Evaluate $\int \frac{1}{1+3\sin^2 x} dx$ (Making antiderivative continuous.)

Question

Evaluate $\int \frac{1}{1+3\sin^2 x} dx$

I know that this has an antiderivative on $\mathbb{R}$

I can use the trig. substitution $t = \tan x$ on $(-\frac{\pi}{2}+k\pi, \frac{\pi}{2}+k\pi)$

$x = \arctan t$

$dx = \frac {1}{1+t^2} dt$

To get $\int \frac{1}{1+3\sin^2 x} dx$ = $\int \frac{1}{1+3\frac{t^2}{t^2+1} }\cdot \frac{1}{1+t^2} dt$ = $\int \frac{1}{1+(2t)^2} dt =\frac 1 2 \int{\frac {1}{1+u^2} du} = \frac 1 2 \arctan (2\tan x) + C$

But this only appplies on the interval $(-\frac{\pi}{2}+k\pi, \frac{\pi}{2}+k\pi)$, whereas the original function should have an antiderivative on $\mathbb {R}$. So I have to make it continuous, but I don't know how.

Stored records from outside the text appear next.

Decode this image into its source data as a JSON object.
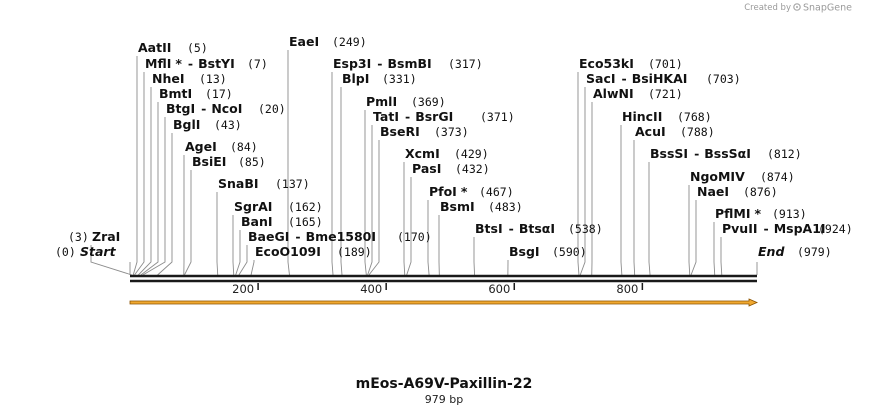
{
  "credit": {
    "prefix": "Created by",
    "brand": "SnapGene"
  },
  "sequence": {
    "name": "mEos-A69V-Paxillin-22",
    "length_label": "979 bp",
    "length": 979
  },
  "ends": {
    "start": {
      "label": "Start",
      "position_text": "(0)"
    },
    "end": {
      "label": "End",
      "position_text": "(979)"
    }
  },
  "ticks": [
    {
      "value": 200,
      "label": "200"
    },
    {
      "value": 400,
      "label": "400"
    },
    {
      "value": 600,
      "label": "600"
    },
    {
      "value": 800,
      "label": "800"
    }
  ],
  "enzymes": [
    {
      "name": "AatII",
      "position": 5,
      "position_text": "(5)"
    },
    {
      "name": "MflI",
      "star": "*",
      "partner": "BstYI",
      "position": 7,
      "position_text": "(7)"
    },
    {
      "name": "NheI",
      "position": 13,
      "position_text": "(13)"
    },
    {
      "name": "BmtI",
      "position": 17,
      "position_text": "(17)"
    },
    {
      "name": "BtgI",
      "partner": "NcoI",
      "position": 20,
      "position_text": "(20)"
    },
    {
      "name": "BglI",
      "position": 43,
      "position_text": "(43)"
    },
    {
      "name": "AgeI",
      "position": 84,
      "position_text": "(84)"
    },
    {
      "name": "BsiEI",
      "position": 85,
      "position_text": "(85)"
    },
    {
      "name": "SnaBI",
      "position": 137,
      "position_text": "(137)"
    },
    {
      "name": "SgrAI",
      "position": 162,
      "position_text": "(162)"
    },
    {
      "name": "BanI",
      "position": 165,
      "position_text": "(165)"
    },
    {
      "name": "BaeGI",
      "partner": "Bme1580I",
      "position": 170,
      "position_text": "(170)"
    },
    {
      "name": "EcoO109I",
      "position": 189,
      "position_text": "(189)"
    },
    {
      "name": "EaeI",
      "position": 249,
      "position_text": "(249)"
    },
    {
      "name": "Esp3I",
      "partner": "BsmBI",
      "position": 317,
      "position_text": "(317)"
    },
    {
      "name": "BlpI",
      "position": 331,
      "position_text": "(331)"
    },
    {
      "name": "PmlI",
      "position": 369,
      "position_text": "(369)"
    },
    {
      "name": "TatI",
      "partner": "BsrGI",
      "position": 371,
      "position_text": "(371)"
    },
    {
      "name": "BseRI",
      "position": 373,
      "position_text": "(373)"
    },
    {
      "name": "XcmI",
      "position": 429,
      "position_text": "(429)"
    },
    {
      "name": "PasI",
      "position": 432,
      "position_text": "(432)"
    },
    {
      "name": "PfoI",
      "star": "*",
      "position": 467,
      "position_text": "(467)"
    },
    {
      "name": "BsmI",
      "position": 483,
      "position_text": "(483)"
    },
    {
      "name": "BtsI",
      "partner": "BtsαI",
      "position": 538,
      "position_text": "(538)"
    },
    {
      "name": "BsgI",
      "position": 590,
      "position_text": "(590)"
    },
    {
      "name": "Eco53kI",
      "position": 701,
      "position_text": "(701)"
    },
    {
      "name": "SacI",
      "partner": "BsiHKAI",
      "position": 703,
      "position_text": "(703)"
    },
    {
      "name": "AlwNI",
      "position": 721,
      "position_text": "(721)"
    },
    {
      "name": "HincII",
      "position": 768,
      "position_text": "(768)"
    },
    {
      "name": "AcuI",
      "position": 788,
      "position_text": "(788)"
    },
    {
      "name": "BssSI",
      "partner": "BssSαI",
      "position": 812,
      "position_text": "(812)"
    },
    {
      "name": "NgoMIV",
      "position": 874,
      "position_text": "(874)"
    },
    {
      "name": "NaeI",
      "position": 876,
      "position_text": "(876)"
    },
    {
      "name": "PflMI",
      "star": "*",
      "position": 913,
      "position_text": "(913)"
    },
    {
      "name": "PvuII",
      "partner": "MspA1I",
      "position": 924,
      "position_text": "(924)"
    },
    {
      "name": "ZraI",
      "position": 3,
      "position_text": "(3)"
    }
  ],
  "colors": {
    "backbone": "#1a1a1a",
    "feature_fill": "#f0a830",
    "feature_edge": "#8a5200"
  }
}
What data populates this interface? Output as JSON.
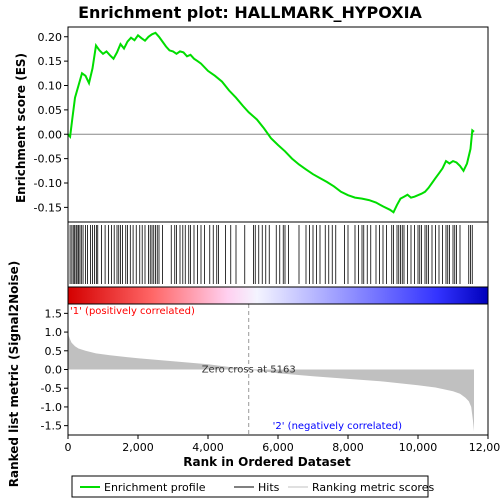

(I do know that we did a similar thing for $\int |x| \ dx $, but I lost my notes and don't know how doing this is called in english so I can't google it. We called it "gluing" antiderivatives. And I remember that we utilized limits in some fashion related to the integration constants)

Answer 1

In each interval $(-\frac{\pi}{2}+k\pi,\frac{\pi}{2}+k\pi)$ the solution will be $F(x) = \frac12\arctan(2\tan x) + C_k $. To make it continuous for $x\in\mathbb R$ you need that for every $k\in\mathbb Z$ $$ \lim_{x\rightarrow (k\pi+\frac{\pi}{2})^-} F(x) = \lim_{x\rightarrow (k\pi+\frac{\pi}{2})^+} F(x) $$ that is

$$ \lim_{x\rightarrow (k\pi+\frac{\pi}{2})^-} \frac12\arctan(2\tan x) + C_k = \lim_{x\rightarrow (k\pi+\frac{\pi}{2})^+} \frac12\arctan(2\tan x) + C_{k+1} $$

$$ \lim_{x\rightarrow (\frac{\pi}{2})^-} \frac12\arctan(2\tan x) + C_k = \lim_{x\rightarrow (-\frac{\pi}{2})^+} \frac12\arctan(2\tan x) + C_{k+1} $$

$$ \lim_{t\rightarrow +\infty} \frac12\arctan(2t) + C_k = \lim_{t\rightarrow -\infty} \frac12\arctan(2t) + C_{k+1} $$

$$ \frac{\pi}{4} + C_k = -\frac{\pi}{4} + C_{k+1} $$ $$ C_{k+1} = C_k + \frac{\pi}{2}$$ $$ C_k = C_0 +\frac{k\pi}{2}$$ You have then $$ F(x) = \frac12\arctan(2\tan x) + \frac{k\pi}{2} + C_0 \qquad \text{for } x\in (-\frac{\pi}{2}+k\pi,\frac{\pi}{2}+k\pi) $$ or equivalently $$ F(x) = \frac12\arctan(2\tan x) + \lfloor \frac{x}{\pi}+\frac12\rfloor \frac{\pi}{2} + C_0 $$

Answer 2

Actually, the answer should have been $\frac12\arctan(2\tan x)$.

Now, define $F\colon[0,\infty)\longrightarrow\mathbb R$ as$$x\mapsto\begin{cases}\frac12\arctan(2\tan x)&\text{ if }x\in\left[0,\frac\pi2\right)\\\frac\pi4&\text{ if }x=\frac\pi2\\\frac12\arctan(2\tan x)+\frac\pi2&\text{ if }x\in\left(\frac\pi2,\frac{3\pi}2\right)\\\frac{3\pi}4&\text{ if }x=\frac{3\pi}2\\\frac12\arctan(2\tan x)+\pi&\text{ if }x\in\left(\frac{3\pi}2,\frac{5\pi}2\right)\\\vdots\end{cases}$$Finally, extend $F$ to $\mathbb R$ by doing $F(x)=-F(-x)$ is $x<0$. And now $F$ is the primitive of $x\mapsto\frac1{1+3\sin^2x}$ such that $F(0)=0$.